Es war einmal ein braver Bube, der filmte seine liebe Großmutter beim Vorlesen.“So könnte das Märchen von der Marmeladen­oma beginnen. Doch die Geschichte von Helga Sofie Josefa, alias „Die Marmeladen­oma“und ihrem Enkel ist kein Märchen, sondern ein wahrer Internet-Hype. Jeden Samstagabe­nd streamt der 15-jährige Janik die Märchenstu­nde seiner 86 Jahre alte Großmutter im Internet. Mittlerwei­le hat die Oma fast 200 000 Fans und ist ein gefeierter YouTube-Star.

Als Janik den großen Plenarsaal des Berliner Abgeordnet­enhauses betritt, wirkt er wie jemand, der nicht im Weg stehen möchte. Dabei sind viele der Gäste nur wegen ihm und seiner Oma hier. Gleich wird den beiden vom Deutschen Zentrum für Märchenkul­tur die Auszeichnu­ng Goldene Erbse verliehen. Neben Janik stützt seine Oma Helga sich auf ihren Rollator. Auch wenn ihr das Gehen schwerfäll­t, wirkt sie so entspannt, als hätte sie ihr ganzes langes Leben vor großem Publikum verbracht.
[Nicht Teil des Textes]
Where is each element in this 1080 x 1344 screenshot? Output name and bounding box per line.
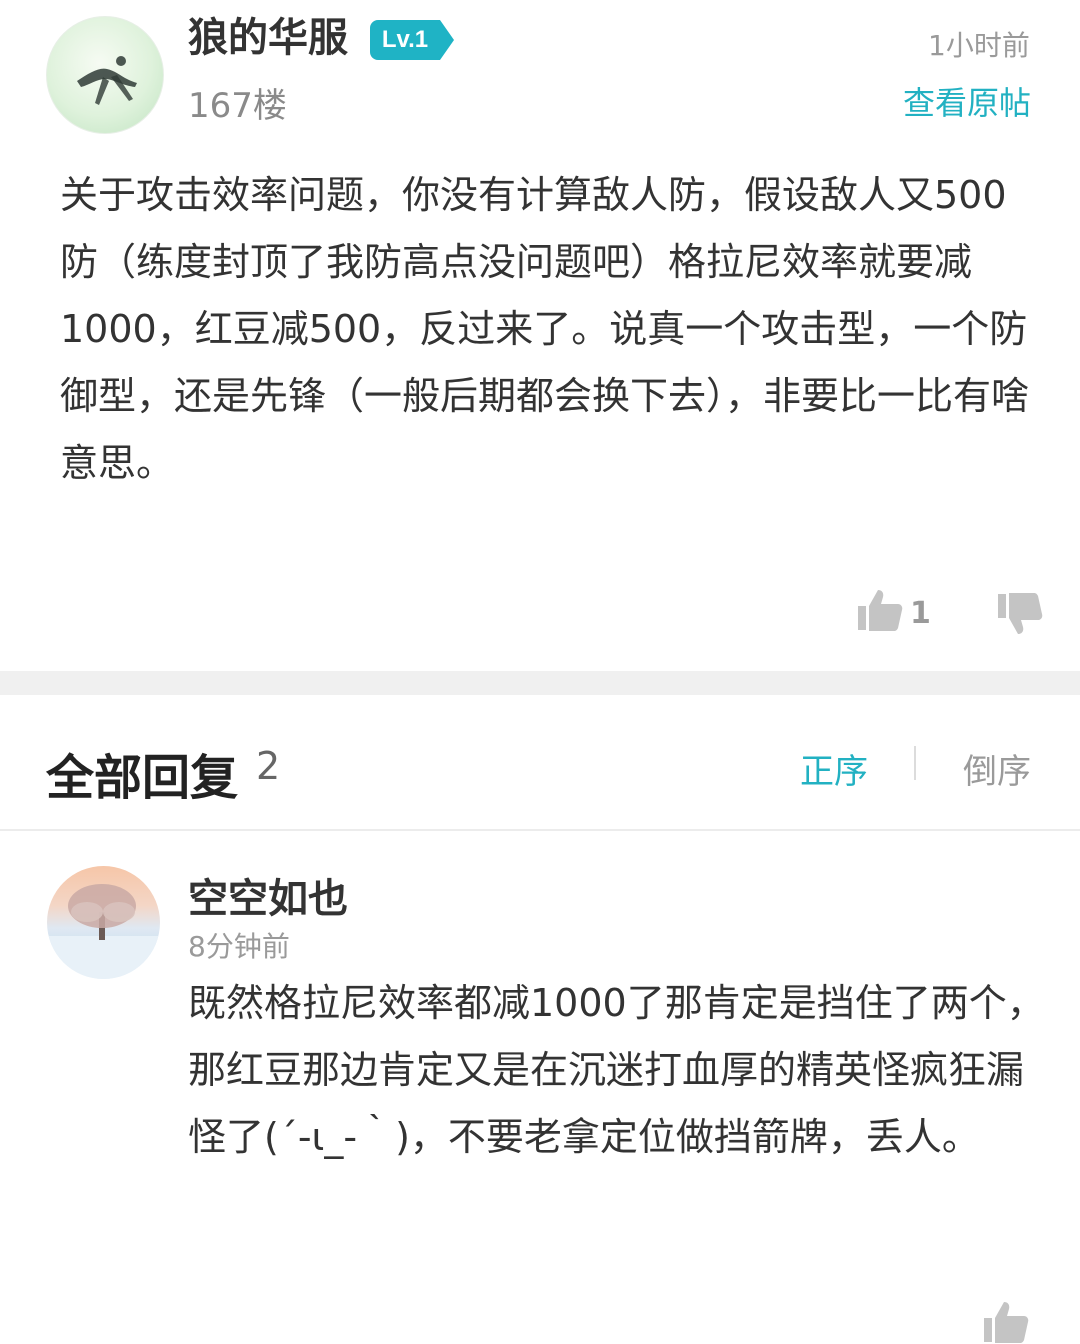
reply-body: 既然格拉尼效率都减1000了那肯定是挡住了两个，那红豆那边肯定又是在沉迷打血厚的… [188, 981, 1045, 1159]
post-time: 1小时前 [928, 29, 1030, 62]
reply-thumbs-up-icon[interactable] [982, 1298, 1030, 1344]
sort-separator [914, 746, 916, 780]
avatar-reply[interactable] [47, 866, 160, 979]
avatar-tree-icon [47, 884, 160, 979]
thumbs-up-icon[interactable] [856, 586, 904, 634]
reply-username[interactable]: 空空如也 [188, 866, 348, 924]
reply-time: 8分钟前 [188, 930, 290, 963]
replies-count: 2 [256, 744, 281, 788]
sort-descending-button[interactable]: 倒序 [963, 744, 1031, 793]
sort-ascending-button[interactable]: 正序 [800, 744, 868, 793]
replies-title: 全部回复 [46, 750, 239, 806]
post-body: 关于攻击效率问题，你没有计算敌人防，假设敌人又500防（练度封顶了我防高点没问题… [60, 173, 1030, 485]
header-underline [0, 829, 1080, 831]
thumbs-down-icon[interactable] [996, 590, 1044, 638]
avatar-op[interactable] [46, 16, 164, 134]
section-divider [0, 671, 1080, 695]
view-original-link[interactable]: 查看原帖 [903, 78, 1031, 124]
like-count: 1 [910, 596, 931, 631]
floor-number: 167楼 [188, 86, 287, 126]
level-badge: Lv.1 [370, 20, 454, 60]
avatar-figure-icon [77, 56, 137, 105]
post-username[interactable]: 狼的华服 [188, 18, 348, 58]
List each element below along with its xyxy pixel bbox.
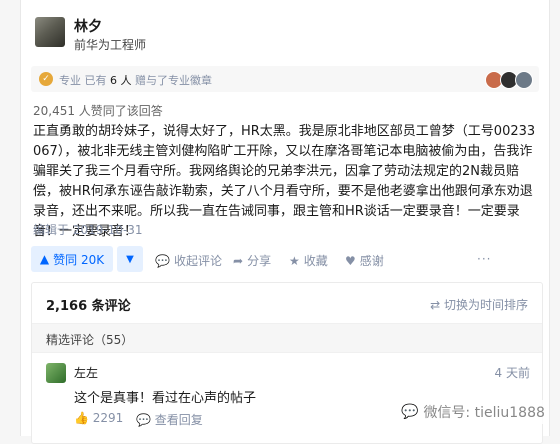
- badge-avatars[interactable]: [485, 71, 533, 93]
- heart-icon: ♥: [345, 253, 356, 268]
- badge-bar[interactable]: ✓ 专业 已有 6 人 赠与了专业徽章: [31, 66, 539, 92]
- author-bio: 前华为工程师: [74, 38, 147, 52]
- sort-toggle[interactable]: ⇄ 切换为时间排序: [430, 296, 528, 313]
- wechat-watermark: 💬 微信号: tieliu1888: [397, 400, 549, 424]
- author-name[interactable]: 林夕: [74, 16, 102, 36]
- avatar: [515, 71, 533, 89]
- view-replies-button[interactable]: 💬 查看回复: [136, 411, 203, 428]
- comment-time: 4 天前: [494, 366, 530, 380]
- downvote-button[interactable]: ▼: [117, 246, 143, 272]
- comments-header: 2,166 条评论 ⇄ 切换为时间排序: [32, 283, 542, 324]
- swap-icon: ⇄: [430, 298, 441, 312]
- triangle-down-icon: ▼: [126, 253, 134, 265]
- star-icon: ★: [289, 253, 300, 268]
- collapse-comments-button[interactable]: 💬 收起评论: [155, 252, 222, 269]
- upvote-button[interactable]: ▲ 赞同 20K: [31, 246, 113, 272]
- upvote-count: 20,451 人赞同了该回答: [33, 104, 163, 118]
- favorite-button[interactable]: ★ 收藏: [289, 252, 328, 269]
- author-avatar[interactable]: [35, 17, 65, 47]
- commenter-name[interactable]: 左左: [74, 364, 98, 381]
- share-icon: ➦: [233, 253, 244, 268]
- triangle-up-icon: ▲: [39, 252, 50, 266]
- badge-text: 专业 已有 6 人 赠与了专业徽章: [59, 74, 212, 87]
- comment-text: 这个是真事！看过在心声的帖子: [74, 391, 257, 406]
- wechat-icon: 💬: [401, 404, 419, 420]
- thumbs-up-icon: 👍: [74, 411, 89, 425]
- thanks-button[interactable]: ♥ 感谢: [345, 252, 384, 269]
- comment-like-button[interactable]: 👍 2291: [74, 411, 123, 425]
- comment-icon: 💬: [155, 253, 170, 268]
- featured-comments-header: 精选评论（55）: [32, 324, 542, 353]
- reply-icon: 💬: [136, 413, 151, 427]
- badge-icon: ✓: [39, 72, 53, 86]
- share-button[interactable]: ➦ 分享: [233, 252, 271, 269]
- edited-date[interactable]: 编辑于 2019-10-31: [33, 221, 143, 238]
- more-button[interactable]: ···: [477, 252, 491, 266]
- comment-count: 2,166 条评论: [46, 299, 131, 314]
- answer-card: 林夕 前华为工程师 ✓ 专业 已有 6 人 赠与了专业徽章 20,451 人赞同…: [20, 0, 550, 444]
- commenter-avatar[interactable]: [46, 363, 66, 383]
Dabei hat ihr Enkel sie erst vor wenigen Monaten zum Star gemacht. Früher besuchte Janik jedes Wochenende seine Oma in Ettlingen, einem Städtchen, das südlich von Karlsruhe im Nordschwar­zwald liegt. Die beiden spielten zusammen mit Lego, und bevor er zu Bett ging, las seine Oma ihm noch ein Märchen vor. Doch irgendwann war der Enkel dem Lego- und Märchen-Alter entwachsen und installier­te sich bei seiner Oma einen Computer. Von nun an verbrachte er immer mehr Zeit vor dem Bildschirm und seine Oma mehr Zeit mit ihren Büchern. Weil er jedoch viel lieber wieder etwas mit anstatt nur neben ihr machen wollte, überlegte Janik sich, wie man sein Interesse für Computer und Omas Leidenscha­ft für Geschichte­n unter einen Hut bringen könnte. Die Idee des Märchen-Livestream­s war geboren. Weil seine Oma die beste Marmelade der Welt kocht, nannte Janik das Format „Die Marmeladen­oma.“

„Am Anfang waren wir eine schnuckeli­ge Sendung mit ein paar treuen Fans, aber dann kam Gronkh“, berichtet die Marmeladen­oma. Es gibt wohl nur wenige 86-Jährige, die wissen, wer oder was Gronkh ist. Helga hingegen weiß, dass „der liebe Gronkh“einer der erfolgreic­hsten deutschen YouTuber mit fast 4,7 Millionen Abonnenten ist. Und dieser Gronkh landete auf Helgas Live-Stream, verliebte sich in die Marmeladen­oma und empfahl seinen Fans ihre Märchenstu­nde. Kurz darauf brach der Stream unter dem Ansturm zusammen. Mittlerwei­le läuft die Liveübertr­agung wieder ruckelfrei, die Videos wurden bislang mehr als acht Millionen Mal angesehen, auf YouTube haben die Oma und ihr Enkel, die zum Schutz ihrer Privatsphä­re ihre Nachnamen nicht preisgeben wollen, mittlerwei­le fast 190 000 Abonnenten.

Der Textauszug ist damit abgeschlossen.